Permit #:  1101-1
Trip Leader name:  Jeffrey Crews

Trip date:  1-7-2011
Project manager:  Bob Lerch
Trip purpose:  Survey leads in Upper Thunder
Areas of Cave visited:  Upstream Thunder
Trip participants:  Jeffrey Crews, Laura Sisken, Ian King, Lyle Hutchens, Kele Thrailkill
Entry Time:  12:00 1-7-2011
Exit Time:  14:00 1-9-2011
The trip report:  After dropping the shaft we made our way upstream to the Round Room arriving 2:30.  We spent about an hour setting up camp using the large tarp staged at the round room and 2 smaller tarps we had packed in.

After getting camp set up and downloading gear into our small day packs, we headed to our objectives.  Our first objective was to go to the UR2 side passage.  This is a pretty good lead as it has water flowing to Thunder River and there is a high lead not far away that it could be draining.  We paused near station U140 were I pointed out the high lead to the group.  I mentioned that I would like to bring in a small tree stand ladder, if needed, to reach the lead, and went on to explain the current thinking on how drains and highleads often onnect up as you move away from the main trunk.  While I was waxing poetically, Lyle managed to climb up into the lead.  Reports that it goes and is very pretty.  Well we dropped what we were going to do and started up into the Crawl.  Man the climb was tough with clay and rotten rock making up the hand and foot holds.  We mapped 207 feet of low crawl over chert breakdown with numerous speleothems.  It was quite the cheese grater.  Lyle men
tioned if his daughter was there she would call it Bling Bling, so we called it Blin Bling Crawl.

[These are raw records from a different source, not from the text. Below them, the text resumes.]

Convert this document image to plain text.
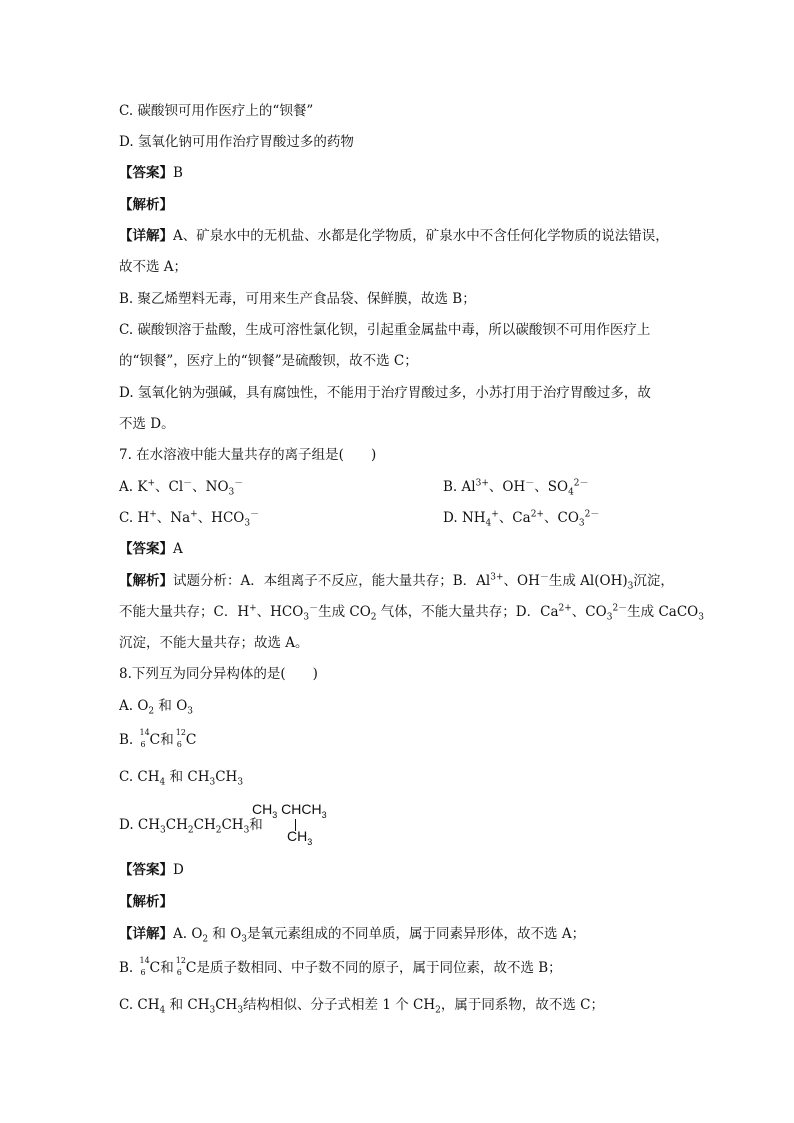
C. 碳酸钡可用作医疗上的“钡餐”
D. 氢氧化钠可用作治疗胃酸过多的药物
【答案】B
【解析】
【详解】A、矿泉水中的无机盐、水都是化学物质，矿泉水中不含任何化学物质的说法错误，
故不选 A；
B. 聚乙烯塑料无毒，可用来生产食品袋、保鲜膜，故选 B；
C. 碳酸钡溶于盐酸，生成可溶性氯化钡，引起重金属盐中毒，所以碳酸钡不可用作医疗上
的“钡餐”，医疗上的“钡餐”是硫酸钡，故不选 C；
D. 氢氧化钠为强碱，具有腐蚀性，不能用于治疗胃酸过多，小苏打用于治疗胃酸过多，故
不选 D。
7. 在水溶液中能大量共存的离子组是(　　)
A. K+、Cl－、$NO_3^-$	B. $Al^{3+}$、OH－、$SO_4^{2-}$
C. H+、Na+、$HCO_3^-$	D. $NH_4^+$、$Ca^{2+}$、$CO_3^{2-}$
【答案】A
【解析】试题分析：A．本组离子不反应，能大量共存；B．$Al^{3+}$、OH－生成 $Al(OH)_3$沉淀，
不能大量共存；C．H+、$HCO_3^-$生成 $CO_2$ 气体，不能大量共存；D．$Ca^{2+}$、$CO_3^{2-}$生成 CaCO$_3$
沉淀，不能大量共存；故选 A。
8.下列互为同分异构体的是(　　)
A. $O_2$ 和 $O_3$
B. 14
6 C和 12
6 C
C. $CH_4$ 和 $CH_3CH_3$
D. $CH_3CH_2CH_2CH_3$和
$CH_3$ $CHCH_3$
$CH_3$
【答案】D
【解析】
【详解】A. $O_2$ 和 $O_3$是氧元素组成的不同单质，属于同素异形体，故不选 A；
B. 14
6 C和 12
6 C是质子数相同、中子数不同的原子，属于同位素，故不选 B；
C. $CH_4$ 和 $CH_3CH_3$结构相似、分子式相差 1 个 $CH_2$，属于同系物，故不选 C；
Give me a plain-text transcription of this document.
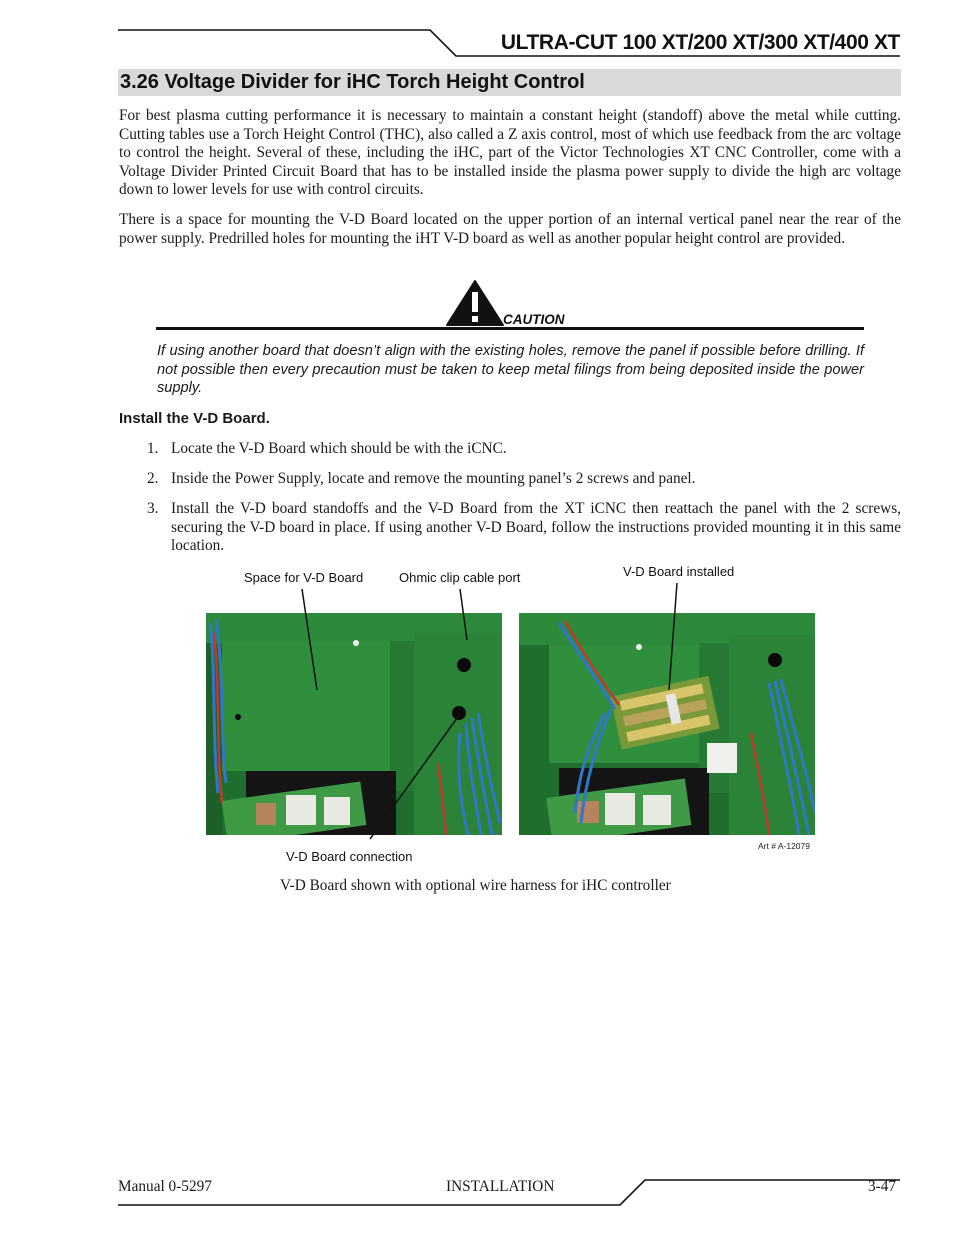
ULTRA-CUT 100 XT/200 XT/300 XT/400 XT
3.26 Voltage Divider for iHC Torch Height Control

For best plasma cutting performance it is necessary to maintain a constant height (standoff) above the metal while cutting. Cutting tables use a Torch Height Control (THC), also called a Z axis control, most of which use feedback from the arc voltage to control the height. Several of these, including the iHC, part of the Victor Technologies XT CNC Controller, come with a Voltage Divider Printed Circuit Board that has to be installed inside the plasma power supply to divide the high arc voltage down to lower levels for use with control circuits.

There is a space for mounting the V-D Board located on the upper portion of an internal vertical panel near the rear of the power supply. Predrilled holes for mounting the iHT V-D board as well as another popular height control are provided.

CAUTION

If using another board that doesn’t align with the existing holes, remove the panel if possible before drilling. If not possible then every precaution must be taken to keep metal filings from being deposited inside the power supply.

Install the V-D Board.
1. Locate the V-D Board which should be with the iCNC.

2. Inside the Power Supply, locate and remove the mounting panel’s 2 screws and panel.

3. Install the V-D board standoffs and the V-D Board from the XT iCNC then reattach the panel with the 2 screws, securing the V-D board in place. If using another V-D Board, follow the instructions provided mounting it in this same location.

Space for V-D Board	Ohmic clip cable port	V-D Board installed
V-D Board connection
Art # A-12079
V-D Board shown with optional wire harness for iHC controller
Manual 0-5297	INSTALLATION	3-47
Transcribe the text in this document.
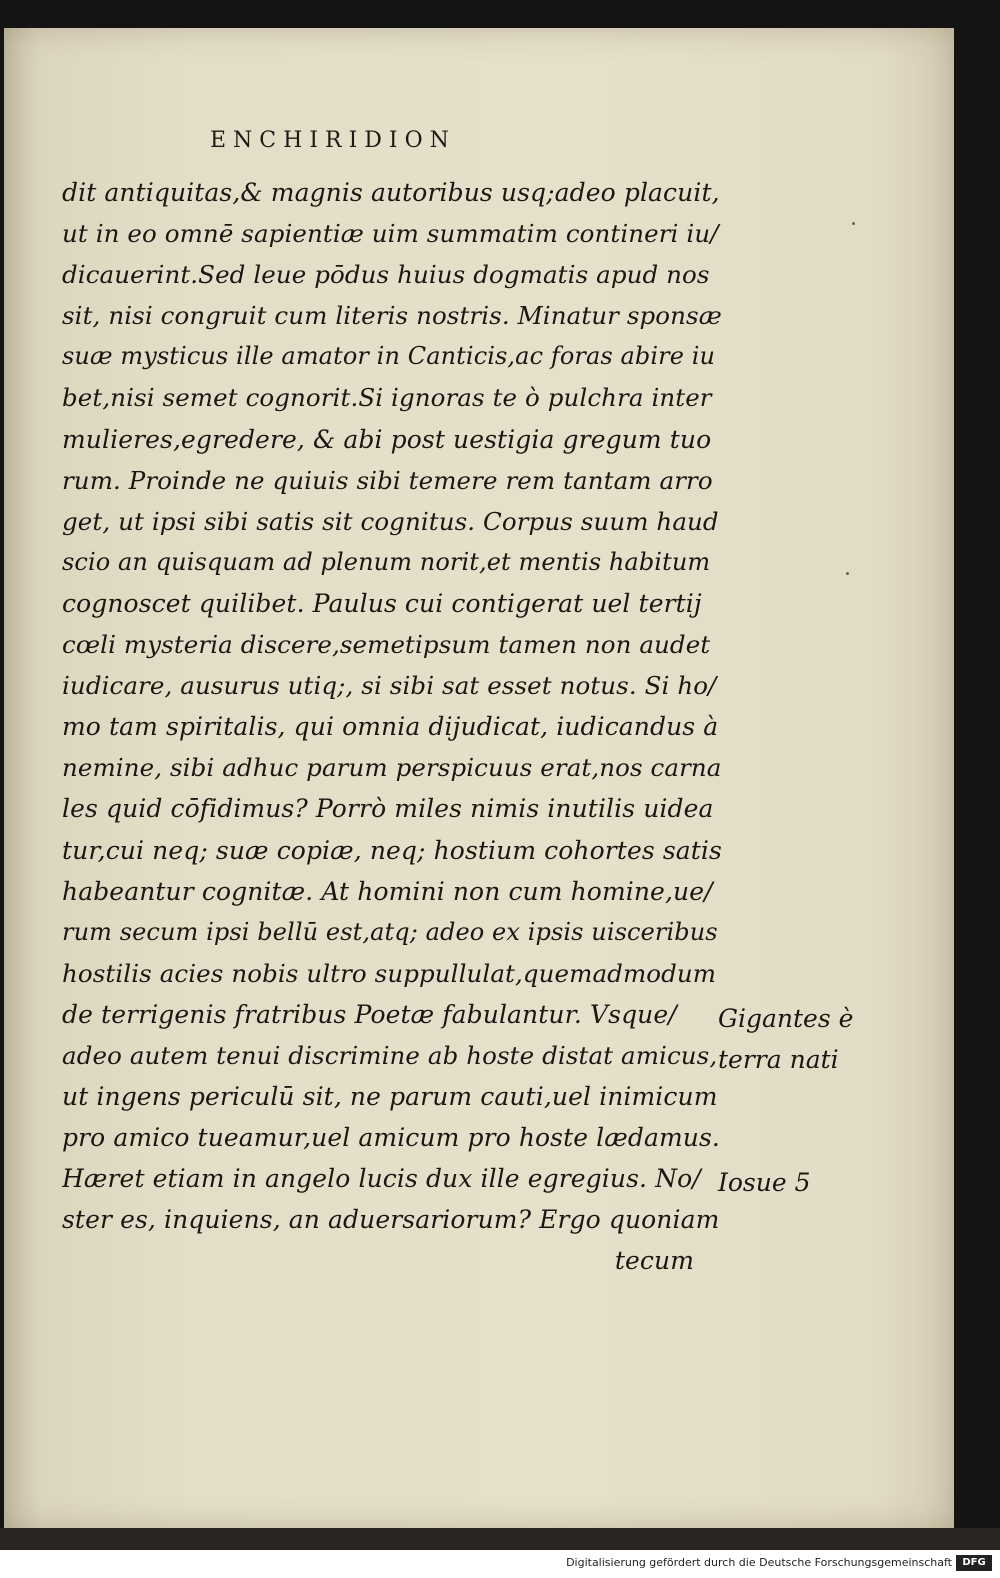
ENCHIRIDION
dit antiquitas,& magnis autoribus usq;adeo placuit,
ut in eo omnē sapientiæ uim summatim contineri iu/
dicauerint.Sed leue pōdus huius dogmatis apud nos
sit, nisi congruit cum literis nostris. Minatur sponsæ
suæ mysticus ille amator in Canticis,ac foras abire iu
bet,nisi semet cognorit.Si ignoras te ò pulchra inter
mulieres,egredere, & abi post uestigia gregum tuo
rum. Proinde ne quiuis sibi temere rem tantam arro
get, ut ipsi sibi satis sit cognitus. Corpus suum haud
scio an quisquam ad plenum norit,et mentis habitum
cognoscet quilibet. Paulus cui contigerat uel tertij
cœli mysteria discere,semetipsum tamen non audet
iudicare, ausurus utiq;, si sibi sat esset notus. Si ho/
mo tam spiritalis, qui omnia dijudicat, iudicandus à
nemine, sibi adhuc parum perspicuus erat,nos carna
les quid cōfidimus? Porrò miles nimis inutilis uidea
tur,cui neq; suæ copiæ, neq; hostium cohortes satis
habeantur cognitæ. At homini non cum homine,ue/
rum secum ipsi bellū est,atq; adeo ex ipsis uisceribus
hostilis acies nobis ultro suppullulat,quemadmodum
de terrigenis fratribus Poetæ fabulantur. Vsque/
adeo autem tenui discrimine ab hoste distat amicus,
ut ingens periculū sit, ne parum cauti,uel inimicum
pro amico tueamur,uel amicum pro hoste lædamus.
Hæret etiam in angelo lucis dux ille egregius. No/
ster es, inquiens, an aduersariorum? Ergo quoniam
tecum
Gigantes è
terra nati
Iosue 5
Digitalisierung gefördert durch die Deutsche Forschungsgemeinschaft	DFG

We made it back to camp around 9:30 PM.  Not a bad day for driving to the cave, getting up river, setting up camp, and mapping a back up objective.

Saturday morning I let the camp wake at their own pace.  Without visual cues, or looking at a clock, time seams to vanish.  Only the increasing back pain tells one they’ve slept too long.  I thought the younger caves could learn a bit about themselves and camping if I let them work at their own pace.  In the end we were out of camp and in our less than clean gear at 10:30 AM.  We made our way to the Phantom Side Passage complex.  A previous trip to this part of the cave had been halted by a small decorated dome room.  We took and extra tarp and covered the sensitive flow stone and were able to survey past.

I was less than motivated this second day after being somewhat beat up physically and mentally after mapping in the complicated passage the previous day. So after 10 stations I was feeling a bit cold in the drafty passage and when we hit our lunch break time of 4:30 I was ready to have a hot drink.  Back in the main trunk with fired up a stove and have hot meals and hot drinks.  Most of the crew was sustained enough to make another stab at the survey.  I was not.  I handed off the book to Ian to try his hand at sketching a low crawl we had surveyed past.  Ian, Lyle, and Laura went back to the lead while Kele and I went back to camp.  We got back to camp around 6:00 PM.  Ian and company returned a couple hours later with a meager 3 shots in the book.  Ian had also froze out.  While not a steller day, we managed 148 feet of small passage.

Sunday we packed up camp. We packed out an empty fuel can we found in the round room and made our exit.  I stayed in the back of the group, letting the newer cavers route find on the way out.  We were up the shaft and freezing in the fields by 2:00 PM.